Many public companies are keeping a close watch on potential GHG regulations because the shape of these regulations can significantly affect their regulatory and reporting obligations and thus affect their ESG obligations. There is a significant difference between two recent proposals on that front.
CARBON TAX: The concept of a carbon tax is simple: fossil fuels bear a cost — climate change, as well as air pollution — that is not reflected in their price and thus “hidden”. A carbon tax would increase the price to reflect that hidden cost — by, say for example, $50 per ton of carbon dioxide emitted — and the market would work its magic to move the entire economy away from fossil fuels.
Yet for all their elegance and push for by economists, carbon taxes are politically unpopular.

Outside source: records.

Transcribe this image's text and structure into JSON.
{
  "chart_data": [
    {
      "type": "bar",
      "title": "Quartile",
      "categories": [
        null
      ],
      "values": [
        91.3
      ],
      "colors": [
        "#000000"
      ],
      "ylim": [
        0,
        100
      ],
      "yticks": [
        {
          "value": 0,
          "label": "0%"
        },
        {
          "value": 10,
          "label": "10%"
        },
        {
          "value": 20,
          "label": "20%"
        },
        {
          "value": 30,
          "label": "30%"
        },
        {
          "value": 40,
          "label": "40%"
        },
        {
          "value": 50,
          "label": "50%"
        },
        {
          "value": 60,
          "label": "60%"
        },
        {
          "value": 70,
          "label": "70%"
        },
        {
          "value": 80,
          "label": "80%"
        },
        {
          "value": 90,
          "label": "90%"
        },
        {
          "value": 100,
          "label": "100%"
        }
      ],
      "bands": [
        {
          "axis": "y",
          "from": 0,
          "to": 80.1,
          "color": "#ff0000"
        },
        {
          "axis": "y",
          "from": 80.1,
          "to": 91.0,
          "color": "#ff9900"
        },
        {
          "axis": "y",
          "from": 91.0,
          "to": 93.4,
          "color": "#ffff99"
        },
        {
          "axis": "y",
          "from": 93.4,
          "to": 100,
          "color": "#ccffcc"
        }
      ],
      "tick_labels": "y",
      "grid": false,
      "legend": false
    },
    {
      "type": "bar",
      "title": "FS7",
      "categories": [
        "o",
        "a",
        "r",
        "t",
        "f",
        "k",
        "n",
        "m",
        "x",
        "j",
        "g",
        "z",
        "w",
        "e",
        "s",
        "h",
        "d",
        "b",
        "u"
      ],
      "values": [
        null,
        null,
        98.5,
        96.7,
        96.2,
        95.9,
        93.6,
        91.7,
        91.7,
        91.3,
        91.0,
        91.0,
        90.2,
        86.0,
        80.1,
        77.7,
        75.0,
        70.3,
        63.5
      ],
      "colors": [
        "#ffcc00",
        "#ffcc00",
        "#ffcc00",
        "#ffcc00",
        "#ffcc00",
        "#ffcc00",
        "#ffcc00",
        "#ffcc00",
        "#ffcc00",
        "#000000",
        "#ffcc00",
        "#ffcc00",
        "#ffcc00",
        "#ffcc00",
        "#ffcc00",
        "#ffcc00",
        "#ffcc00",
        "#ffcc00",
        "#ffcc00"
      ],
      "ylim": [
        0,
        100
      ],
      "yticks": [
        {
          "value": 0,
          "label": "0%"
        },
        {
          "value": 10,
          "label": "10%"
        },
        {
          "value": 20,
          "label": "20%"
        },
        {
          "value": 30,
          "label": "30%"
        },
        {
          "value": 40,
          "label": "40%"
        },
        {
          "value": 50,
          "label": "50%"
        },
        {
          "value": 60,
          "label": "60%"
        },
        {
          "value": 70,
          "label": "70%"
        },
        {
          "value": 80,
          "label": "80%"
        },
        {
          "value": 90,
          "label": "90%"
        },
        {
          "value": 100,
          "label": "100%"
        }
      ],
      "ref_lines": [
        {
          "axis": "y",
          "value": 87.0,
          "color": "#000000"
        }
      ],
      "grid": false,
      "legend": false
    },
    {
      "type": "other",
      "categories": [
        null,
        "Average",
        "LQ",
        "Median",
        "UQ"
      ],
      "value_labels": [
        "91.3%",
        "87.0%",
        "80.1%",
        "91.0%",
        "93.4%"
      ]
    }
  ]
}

Opponents of carbon taxes argue that a carbon price affects all of society, and therefore it increases costs for every energy consumer, without providing an immediate alternative. That means a publicly traded company that would not normally worry about – or report regarding – EPA obligations in the abstract turns out would have reporting and compliance obligations under a carbon tax regime and, therefore, a larger ESG burden.
This is likely why Biden’s climate plan leaves out a domestic tax on carbon, which for decades economists have championed as the gold standard of climate change mitigation.
CLEAN ENERGY STANDARD: The second method for reducing emissions — and the one Democrats are embracing — is a clean energy standard, which would legally require utilities to draw 80 percent of their electricity from zero-carbon sources by 2030 and 100 percent by 2035. Utilities that meet their targets would receive subsidies; those that don’t would get slapped with a fee, which in turn would be reinvested in zero-carbon energy technology.
Many economists agree that a clean energy standard is a less cost-efficient method of curbing emissions. At the same time, the targeted subsidy approach has advantages for technological innovation that carbon taxes lack.
Most important, clean energy standards have a proven track record. Since 2015, ten (10) states have passed their own 100% clean electricity standards.
BUT BEWARE: CARBON TAX NOT QUITE DEAD. The idea of a carbon tax lives on in the Democrats’ plan in the form of a carbon tariff, which would tax imports from countries that are not significantly reducing their own emissions. The implementation of this tariff scheme is fraught with potential error because experts agree a fair bit of estimation and imputation will be involved, and there will no doubt be arguments about the amount of the tariff set. Nonetheless, this approach seems to have some support.
Thus, international companies with an eye on their ESG burden should keep careful watch on proposed carbon tariff taxes as part of their ESG planning.